BootPIG: Bootstrapping Zero-shot Personalized Image Generation Capabilities in Pretrained Diffusion Models

January 25, 2024 · Declared Dead · 🏛 ECCV Workshops

"No code URL or promise found in abstract"

Evidence collected by the PWNC Scanner

Authors Senthil Purushwalkam, Akash Gokul, Shafiq Joty, Nikhil Naik arXiv ID 2401.13974 Category cs.CV: Computer Vision Cross-listed cs.AI, cs.GR Citations 29 Venue ECCV Workshops Last Checked 3 months ago

Abstract

Recent text-to-image generation models have demonstrated incredible success in generating images that faithfully follow input prompts.

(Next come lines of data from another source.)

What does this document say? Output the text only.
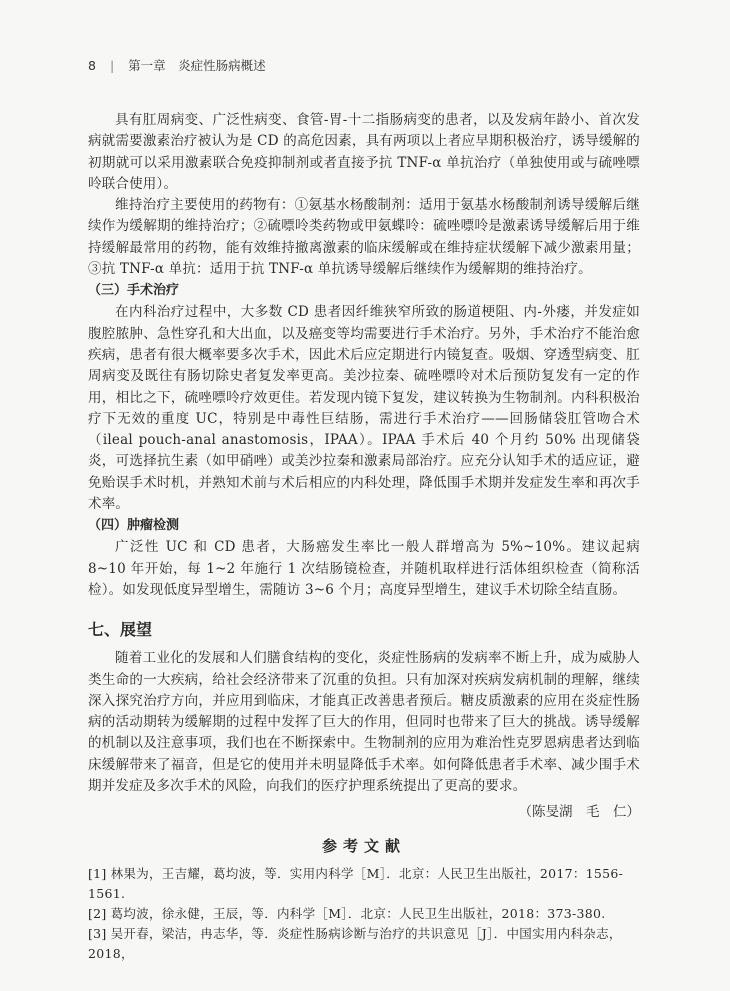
8 | 第一章　炎症性肠病概述

具有肛周病变、广泛性病变、食管-胃-十二指肠病变的患者，以及发病年龄小、首次发病就需要激素治疗被认为是 CD 的高危因素，具有两项以上者应早期积极治疗，诱导缓解的初期就可以采用激素联合免疫抑制剂或者直接予抗 TNF-α 单抗治疗（单独使用或与硫唑嘌呤联合使用）。

维持治疗主要使用的药物有：①氨基水杨酸制剂：适用于氨基水杨酸制剂诱导缓解后继续作为缓解期的维持治疗；②硫嘌呤类药物或甲氨蝶呤：硫唑嘌呤是激素诱导缓解后用于维持缓解最常用的药物，能有效维持撤离激素的临床缓解或在维持症状缓解下减少激素用量；③抗 TNF-α 单抗：适用于抗 TNF-α 单抗诱导缓解后继续作为缓解期的维持治疗。

（三）手术治疗

在内科治疗过程中，大多数 CD 患者因纤维狭窄所致的肠道梗阻、内-外瘘，并发症如腹腔脓肿、急性穿孔和大出血，以及癌变等均需要进行手术治疗。另外，手术治疗不能治愈疾病，患者有很大概率要多次手术，因此术后应定期进行内镜复查。吸烟、穿透型病变、肛周病变及既往有肠切除史者复发率更高。美沙拉秦、硫唑嘌呤对术后预防复发有一定的作用，相比之下，硫唑嘌呤疗效更佳。若发现内镜下复发，建议转换为生物制剂。内科积极治疗下无效的重度 UC，特别是中毒性巨结肠，需进行手术治疗——回肠储袋肛管吻合术（ileal pouch-anal anastomosis，IPAA）。IPAA 手术后 40 个月约 50% 出现储袋炎，可选择抗生素（如甲硝唑）或美沙拉秦和激素局部治疗。应充分认知手术的适应证，避免贻误手术时机，并熟知术前与术后相应的内科处理，降低围手术期并发症发生率和再次手术率。

（四）肿瘤检测

广泛性 UC 和 CD 患者，大肠癌发生率比一般人群增高为 5%~10%。建议起病 8~10 年开始，每 1~2 年施行 1 次结肠镜检查，并随机取样进行活体组织检查（简称活检）。如发现低度异型增生，需随访 3~6 个月；高度异型增生，建议手术切除全结直肠。

七、展望

随着工业化的发展和人们膳食结构的变化，炎症性肠病的发病率不断上升，成为威胁人类生命的一大疾病，给社会经济带来了沉重的负担。只有加深对疾病发病机制的理解，继续深入探究治疗方向，并应用到临床，才能真正改善患者预后。糖皮质激素的应用在炎症性肠病的活动期转为缓解期的过程中发挥了巨大的作用，但同时也带来了巨大的挑战。诱导缓解的机制以及注意事项，我们也在不断探索中。生物制剂的应用为难治性克罗恩病患者达到临床缓解带来了福音，但是它的使用并未明显降低手术率。如何降低患者手术率、减少围手术期并发症及多次手术的风险，向我们的医疗护理系统提出了更高的要求。

（陈旻湖　毛　仁）
参考文献
[1] 林果为，王吉耀，葛均波，等．实用内科学［M］．北京：人民卫生出版社，2017：1556-1561.
[2] 葛均波，徐永健，王辰，等．内科学［M］．北京：人民卫生出版社，2018：373-380.
[3] 吴开春，梁洁，冉志华，等．炎症性肠病诊断与治疗的共识意见［J］．中国实用内科杂志，2018，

However, the requirement of using words to describe a desired concept provides limited control over the appearance of the generated concepts. In this work, we address this shortcoming by proposing an approach to enable personalization capabilities in existing text-to-image diffusion models. We propose a novel architecture (BootPIG) that allows a user to provide reference images of an object in order to guide the appearance of a concept in the generated images. The proposed BootPIG architecture makes minimal modifications to a pretrained text-to-image diffusion model and utilizes a separate UNet model to steer the generations toward the desired appearance. We introduce a training procedure that allows us to bootstrap personalization capabilities in the BootPIG architecture using data generated from pretrained text-to-image models, LLM chat agents, and image segmentation models. In contrast to existing methods that require several days of pretraining, the BootPIG architecture can be trained in approximately 1 hour. Experiments on the DreamBooth dataset demonstrate that BootPIG outperforms existing zero-shot methods while being comparable with test-time finetuning approaches. Through a user study, we validate the preference for BootPIG generations over existing methods both in maintaining fidelity to the reference object's appearance and aligning with textual prompts.